As an example, consider the flow over a transonic airfoil. The airfoil is operating at a Mach number of 0.8 and an angle of attack of 1.25 degrees. We assume that the shape of the airfoil is uncertain; the top and the bottom of the airfoil might have shifted up or down due to manufacturing tolerances. In other words, the shape of the airfoil that we are using might be slightly different from the airfoil that we designed.

On the right we see the reference results for the drag coefficient of the airfoil, based on a large number of CFD simulations. Note that the lowest drag, which corresponds to 'optimal' performance, is close to the undeformed 'baseline' design of the airfoil at (0,0).

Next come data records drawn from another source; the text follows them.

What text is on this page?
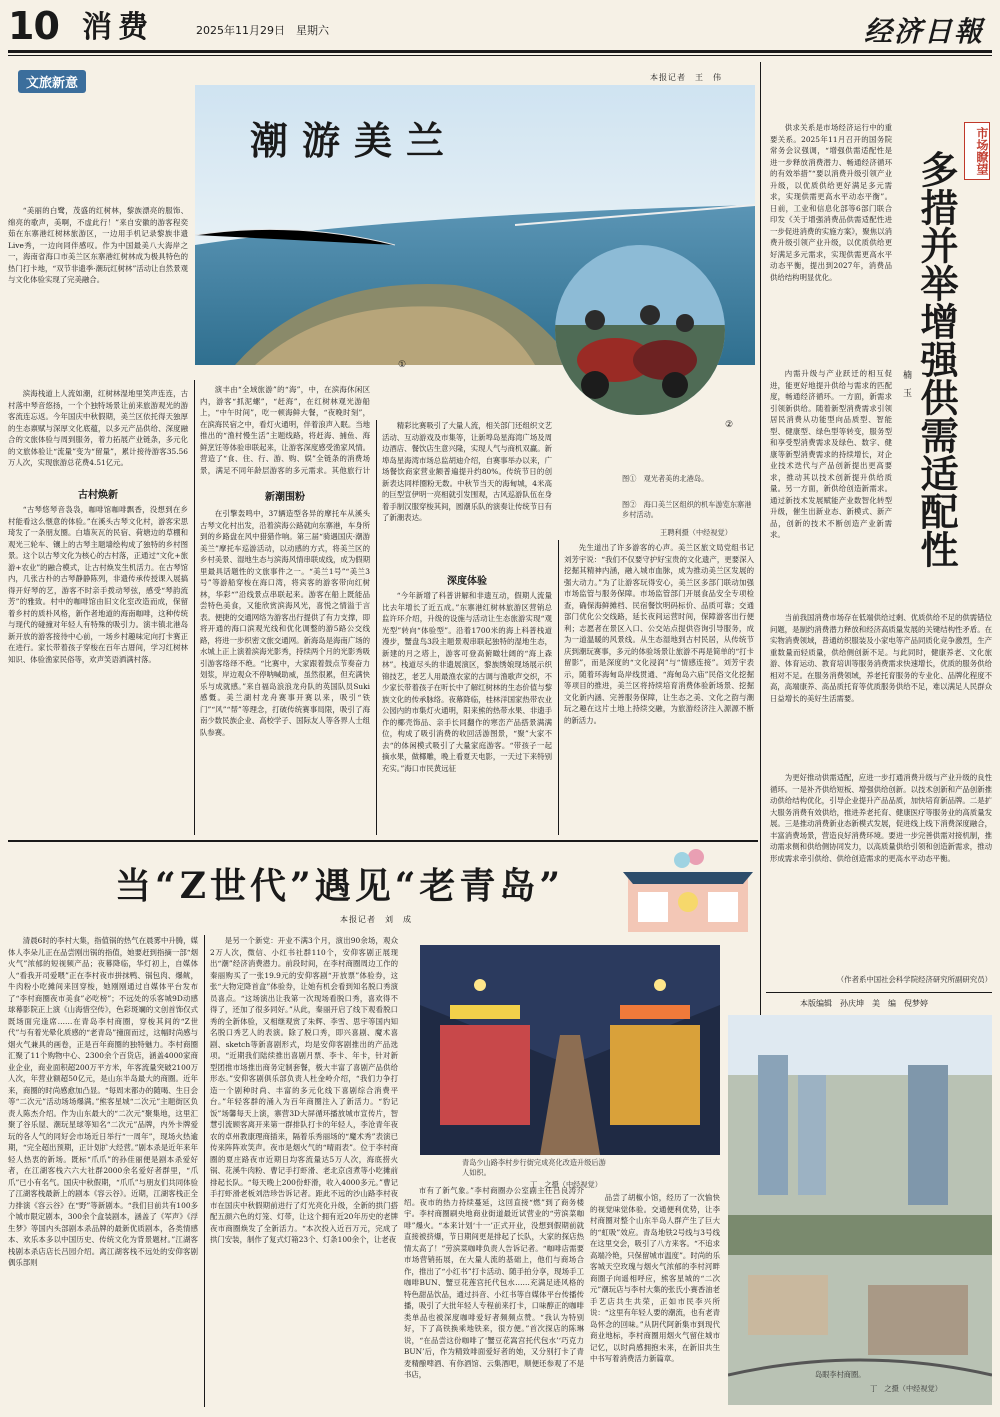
10 消费	2025年11月29日　星期六	经济日報
文旅新意	本报记者　王　伟
潮游美兰
①
②
“美丽的白鹭，茂盛的红树林，黎族漂亮的服饰、绵亮的歌声，美啊，不虚此行！”来自安徽的游客程奕茹在东寨港红树林旅游区，一边用手机记录黎族非遗Live秀，一边向同伴感叹。作为中国最美八大海岸之一，海南省海口市美兰区东寨港红树林成为极具特色的热门打卡地，“双节非遗季·潮玩红树林”活动让自然景观与文化体验实现了完美融合。
滨海栈道上人流如潮，红树林湿地里笑声连连，古村落中琴音悠扬，一个个独特场景让前来旅游观光的游客流连忘返。今年国庆中秋假期，美兰区依托得天独厚的生态禀赋与深厚文化底蕴，以多元产品供给、深度融合的文旅体验与周到服务，着力拓展产业链条，多元化的文旅体验让“流量”变为“留量”，累计接待游客35.56万人次，实现旅游总花费4.51亿元。
古村焕新
“古琴悠琴音袅袅，咖啡馆咖啡飘香，没想到在乡村能看这么惬意的体验。”在溪头古琴文化村，游客宋思琦发了一条朋友圈。白墙灰瓦的民宿、荷塘边的草棚和观光三轮车、镶上的古琴主题墙绘构成了独特的乡村图景。这个以古琴文化为核心的古村落，正通过“文化+旅游+农业”的融合模式，让古村焕发生机活力。在古琴馆内，几张古朴的古琴静静陈列，非遗传承传授课入展搞得开好琴的艺，游客不时亲手拨动琴弦，感受“琴韵流芳”的雅致。村中的咖啡馆由旧文化室改造而成，保留着乡村的质朴风格，新作者地道的海南咖啡，这种传统与现代的碰撞对年轻人有特殊的吸引力。演丰镇北港岛新开放的游客接待中心前，一场乡村趣味定向打卡赛正在进行。家长带着孩子穿梭在百年古厝间，学习红树林知识、体验渔家民俗等，欢声笑语洒满村落。
演丰由“全域旅游”的“海”，中，在滨海休闲区内，游客“抓泥螺”，“赶海”，在红树林观光游船上，“中午时间”，吃一顿海鲜大餐，“夜晚时刻”，在滨海民宿之中，看灯火通明，伴着浪声入眠。当地推出的“渔村慢生活”主题线路，将赶海、捕鱼、海鲜烹饪等体验串联起来，让游客深度感受渔家风情。营造了“食、住、行、游、购、娱”全链条的消费场景，满足不同年龄层游客的多元需求。其他旅行计
新潮围粉
在引擎轰鸣中，37辆造型各异的摩托车从溪头古琴文化村出发，沿着滨海公路就向东寨港，车身所到的乡路盘在风中猎猎作响。第三届“骑遇国庆·潮游美兰”摩托车巡游活动，以动感的方式，将美兰区的乡村美景、湿地生态与滨海风情串联成线，成为假期里最具话题性的文旅事件之一。“美兰1号”“美兰3号”等游船穿梭在海口湾，将宾客的游客带向红树林，华彩“”沿线景点串联起来。游客在船上既能品尝特色美食，又能欣赏滨海风光，喜悦之情溢于言表。便捷的交通网络为游客出行提供了有力支撑，即将开通的海口滨观光线和优化调整的游5路公交线路，将进一步织密文旅交通网。新海岛是海南广场的水城上正上演着滨海光影秀，持续两个月的光影秀吸引游客络绎不绝。“比赛中，大家跟着鼓点节奏奋力划浆，岸边观众不停呐喊助威，虽然很累，但充满快乐与成就感。”来自福岛浪浪龙舟队的英国队员Suki感慨。美兰湖村龙舟赛事开赛以来，吸引“铁门”“风”“帮”等理念，打破传统赛事局限，吸引了海南少数民族企业、高校学子、国际友人等各界人士组队参赛。
精彩比赛吸引了大量人流，相关部门还组织文艺活动、互动游戏及市集等，让新埠岛星海湾广场及周边酒店、餐饮店生意兴隆，实现人气与商机双赢。新埠岛星海湾市场总监胡迪介绍，自赛事举办以来，广场餐饮商家营业额普遍提升约80%。传统节日的创新表达同样圈粉无数。中秋节当天的海甸城，4米高的巨型宣伊明一亮相就引发围观，古风巡游队伍在身着手制汉服穿梭其间，圆潮乐队的演奏让传统节日有了新潮表达。
深度体验
“今年新增了科普讲解和非遗互动，假期人流量比去年增长了近五成。”东寨港红树林旅游区营销总监许环介绍，升级的设施与活动让生态旅游实现“观光型”转向“体验型”。沿着1700米的海上科普栈道漫步，蟹盘鸟3段主题景观串联起独特的湿地生态，新建的月之塔上，游客可登高俯瞰壮阔的“海上森林”。栈道尽头的非遗展演区，黎族绣娘现场展示织锦技艺，老艺人用最渔农家的古调与渔歌声交织，不少家长带着孩子在听长中了解红树林的生态价值与黎族文化的传承脉络。夜幕降临，桂林洋国家热带农业公园内的市集灯火通明，阳来熊的热带水果、非遗手作的椰壳饰品、亲手长同翻作的寒峦产品搭景满满位，构成了吸引消费的收回活游图景，“聚”大家不去“的体闲模式吸引了大量家庭游客。“带孩子一起摘水果，做椰雕，晚上看夏天电影，一天过下来特别充实。”海口市民黄远征
图①　观光者美的北港岛。
图②　海口美兰区组织的机车游览东寨港乡村活动。
王聘利摄（中经视觉）
先生道出了许多游客的心声。美兰区旅文局党组书记刘芳宇说：“我们不仅要守护好宝贵的文化遗产，更要深入挖掘其精神内涵，融入城市血脉，成为推动美兰区发展的强大动力。”为了让游客玩得安心，美兰区多部门联动加强市场监管与服务保障。市场监管部门开展食品安全专项检查，确保海鲜摊档、民宿餐饮明码标价、品质可靠；交通部门优化公交线路，延长夜间运营时间，保障游客出行便利；志愿者在景区入口、公交站点提供咨询引导服务，成为一道温暖的风景线。从生态湿地到古村民居，从传统节庆到潮玩赛事，多元的体验场景让旅游不再是简单的“打卡留影”，而是深度的“文化浸润”与“情感连接”。刘芳宇表示，随着环海甸岛岸线贯通、“海甸岛六庙”民俗文化挖掘等项目的推进，美兰区将持续培育消费体验新场景、挖掘文化新内涵、完善服务保障，让生态之美、文化之韵与潮玩之趣在这片土地上持续交融，为旅游经济注入源源不断的新活力。
市场瞭望
多措并举增强供需适配性
楠　玉
供求关系是市场经济运行中的重要关系。2025年11月召开的国务院常务会议强调，“增强供需适配性是进一步释放消费潜力、畅通经济循环的有效举措”“要以消费升级引领产业升级，以优质供给更好满足多元需求，实现供需更高水平动态平衡”。日前，工业和信息化部等6部门联合印发《关于增强消费品供需适配性进一步促进消费的实施方案》，聚焦以消费升级引领产业升级，以优质供给更好满足多元需求，实现供需更高水平动态平衡，提出到2027年，消费品供给结构明显优化。
内需升级与产业跃迁的相互促进，能更好地提升供给与需求的匹配度，畅通经济循环。一方面，新需求引领新供给。随着新型消费需求引领居民消费从功能型向品质型、智能型、健康型、绿色型等转变，服务型和享受型消费需求及绿色、数字、健康等新型消费需求的持续增长，对企业技术迭代与产品创新提出更高要求，推动其以技术创新提升供给质量。另一方面，新供给创造新需求。通过新技术发展赋能产业数智化转型升级，催生出新业态、新模式、新产品，创新的技术不断创造产业新需求。
当前我国消费市场存在低端供给过剩、优质供给不足的供需错位问题，是制约消费潜力释放和经济高质量发展的关键结构性矛盾。在实物消费领域，普通纺织服装及小家电等产品同质化竞争激烈，生产重数量而轻质量，供给侧创新不足。与此同时，健康养老、文化旅游、体育运动、教育培训等服务消费需求快速增长，优质的服务供给相对不足。在服务消费领域，养老托育服务的专业化、品牌化程度不高，高端康养、高品质托育等优质服务供给不足，难以满足人民群众日益增长的美好生活需要。
为更好推动供需适配，应进一步打通消费升级与产业升级的良性循环。一是补齐供给短板、增强供给创新。以技术创新和产品创新推动供给结构优化，引导企业提升产品品质，加快培育新品牌。二是扩大服务消费有效供给，推进养老托育、健康医疗等服务业的高质量发展。三是推动消费新业态新模式发展，促进线上线下消费深度融合，丰富消费场景，营造良好消费环境。要进一步完善供需对接机制，推动需求侧和供给侧协同发力，以高质量供给引领和创造新需求，推动形成需求牵引供给、供给创造需求的更高水平动态平衡。
（作者系中国社会科学院经济研究所副研究员）
本版编辑　孙庆坤　美　编　倪梦婷
当“Z世代”遇见“老青岛”
本报记者　刘　成
清晨6时的李村大集，指值锅的热气在晨雾中升腾，媒体人李朵儿正在品尝刚出锅的指值，她要赶到指摘一部“烟火气”浓郁的短视频产品；夜幕降临，华灯初上，自媒体人“看我开司爱喂”正在李村夜市拼抹鸭、锅包肉、爆鱿，牛肉粉小吃摊间来回穿梭，她刚刚通过自媒体平台发布了“李村商圈夜市美食”必吃榜”；不远处的乐客城9D动感球幕影院正上演《山海惜空传》，色彩斑斓的文创首饰仅式既场面完逢席……在青岛李村商圈，穿梭其间的“Z世代”与有着光晕化质感的“老青岛”撞面而过，这幅时尚感与烟火气兼具的画卷，正是百年商圈的独特魅力。李村商圈汇聚了11个购物中心、2300余个百货店，涵盖4000家商业企业，商业面积超200万平方米，年客流量突破2100万人次，年营业额超50亿元，是山东半岛最大的商圈。近年来，商圈的时尚感愈加凸显。“每周末都办的随喝、生日会等“二次元”活动场场爆满。”熊客星城“二次元”主题街区负责人陈杰介绍。作为山东最大的“二次元”聚集地，这里汇聚了谷乐屋、潮玩星球等知名“二次元”品牌，内外卡牌爱玩的各人气的同好会市场近日举行“一周年”，现场火热逾期，“完全超出预期，正计划扩大经营。”剧本杀是近年来年轻人热衷的新场。既标“爪爪”的孙佳丽便是剧本杀爱好者，在江湖客栈六六大社群2000余名爱好者群里，“爪爪”已小有名气。国庆中秋假期，“爪爪”与朋友们共同体验了江湖客栈最新上的剧本《容云谷》。近期，江湖客栈正全力排演《容云谷》在“野”等新剧本。“我们目前共有100多个城市限定剧本，300余个盒装剧本，涵盖了《军声》《浮生梦》等国内头部剧本杀品牌的最新优质剧本，各类情感本、欢乐本多以中国历史、传统文化为背景题材。”江湖客栈剧本杀店店长吕园介绍。离江湖客栈不远处的安仰客剧偶乐部则
是另一个新党：开业不满3个月，演出90余场，观众2万人次，微信、小红书社群110个，安仰客剧正展现出“潮”经济消费潜力。前段时间，在李村商圈周边工作的秦丽购买了一张19.9元的安仰客剧“开放票”体验券，这张“大物定降首盒”体验券，让她有机会看到知名脱口秀演员喜点。“这场演出让我第一次现场看脱口秀，喜欢得不得了，还加了很多同好。”从此，秦丽开启了线下观看脱口秀的全新体验，又相继观赏了朱辉、李雪、思宇等国内知名脱口秀艺人的表演。除了脱口秀，即兴喜剧、魔术喜剧、sketch等新喜剧形式，均是安仰客剧推出的产品选项。“近期我们陆续推出喜剧月票、李卡、年卡，针对新型团推市场推出商务定制套餐，极大丰富了喜剧产品供给形态。”安仰客剧俱乐部负责人杜金岭介绍，“我们力争打造一个剧种时尚、丰富的多元化线下喜剧综合消费平台。”年轻客群的涌入为百年商圈注入了新活力。“豹记饭”场馨每天上演，寨营3D大屏循环播放城市宣传片，智慧引流顾客离开来第一群排队打卡的年轻人，李沧青年夜农的卓州教康理商插来，隔着乐秀丽场的“魔术秀”表演已传来阵阵欢笑声。夜市是烟火气的“晴雨表”。位于李村商圈的夏庄路夜市近期日均客流量达5万人次，海底捞火锅、花溪牛肉粉、曹记手打虾滑、老北京卤煮等小吃摊前排起长队。“每天晚上200份虾滑，收入4000多元。”曹记手打虾滑老板刘浩珍告诉记者。距此不远的沙山路李村夜市在国庆中秋假期前进行了灯光亮化升级，全新的拱门搭配五颜六色的灯笼、灯带，让这个拥有近20年历史的老牌夜市商圈焕发了全新活力。“本次投入近百万元，完成了拱门安装，制作了复式灯箱23个、灯条100余个，让老夜
青岛少山路李村步行街完成亮化改造升级后游人如织。
丁　之摄（中经视觉）
市有了新气象。”李村商圈办公室副主任吕良涛介绍。夜市的热力持续蔓延，这回直接“燃”到了商务楼宇。李村商圈刷央地商业街道最近试营业的“劳滨菜咖啡”爆火。“本来计划‘十一’正式开业，没想到假期前就直接被挤爆，节日期间更是排起了长队，大家的探店热情太高了！”劳滨菜咖啡负责人告诉记者。“咖啡店需要市场营销拓展，在大量人流的基础上，他们与商场合作，推出了“小红书”打卡活动、随手拍分享，现场手工咖啡BUN、蟹豆花莲宫托代包水……充满足迹风格的特色甜品饮品，通过抖音、小红书等自媒体平台传播传播，吸引了大批年轻人专程前来打卡，口味醇正的咖啡类单品也被深度咖啡爱好者频频点赞。“我认为特别好，下了高铁换乘地铁来，很方便。”首次探店的陈琳说，“在品尝这份咖啡了‘蟹豆花嵩宫托代包水’‘巧克力BUN’后，作为精致啡面爱好者的她，又分别打卡了青麦精酿啤酒、有你酒馆、云集酒吧，顺便还参观了不是书店，
品尝了胡椒小馆，经历了一次愉快的视觉味觉体验。交通便利优势，让李村商圈对整个山东半岛人群产生了巨大的“虹吸”效应。青岛地铁2号线与3号线在这里交会，吸引了八方来客。“不追求高端冷艳，只保留城市温度”。时尚的乐客城天空玫瑰与烟火气浓郁的李村河畔商圈子向遥相呼应，熊客星城的“二次元”潮玩店与李村大集的张氏小赛香油老手艺店共生共荣，正如市民李兴所说：“这里有年轻人要的潮流，也有老青岛怀念的回味。”从阴代阿新集市到现代商业地标，李村商圈用烟火气留住城市记忆，以时尚感拥抱未来，在新旧共生中书写着消费活力新篇章。
岛眼李村商圈。
丁　之摄（中经视觉）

After designing a sampling plan (indicated by the gray dots) and running the CFD solver at those sample locations, we obtain the Kriging surrogate model. The Kriging surrogate is close to the reference, but perhaps not as close as we would desire.

In the last figure, we have improved the accuracy of this surrogate model by including the adjoint-based gradient information, indicated by the arrows, and applying GEK.

== Applications ==
GEK has found the following applications:

- 1993: Design problem for a borehole model test-function.
- 2002: Aerodynamic design of a supersonic business jet.
- 2008: Uncertainty quantification for a transonic airfoil with uncertain shape parameters.
- 2009: Uncertainty quantification for a transonic airfoil with uncertain shape parameters.
- 2012: Surrogate model construction for a panel divergence problem, a fluid-structure interaction problem. Demonstration of a linear speedup.
- 2013: Uncertainty quantification for a transonic airfoil with uncertain angle of attack and Mach number.
- 2014: Uncertainty quantification for the RANS simulation of an airfoil, with the model parameters of the k-epsilon turbulence model as uncertain inputs.
- 2015: Uncertainty quantification for the Euler simulation of a transonic airfoil with uncertain shape parameters. Demonstration of a linear speedup.
- 2016: Surrogate model construction for two fluid-structure interaction problems.
- 2017: Large review of gradient-enhanced surrogate models including many details concerning gradient-enhanced kriging.
- 2017: Uncertainty propagation for a nuclear energy system.
- 2020: Molecular geometry optimization.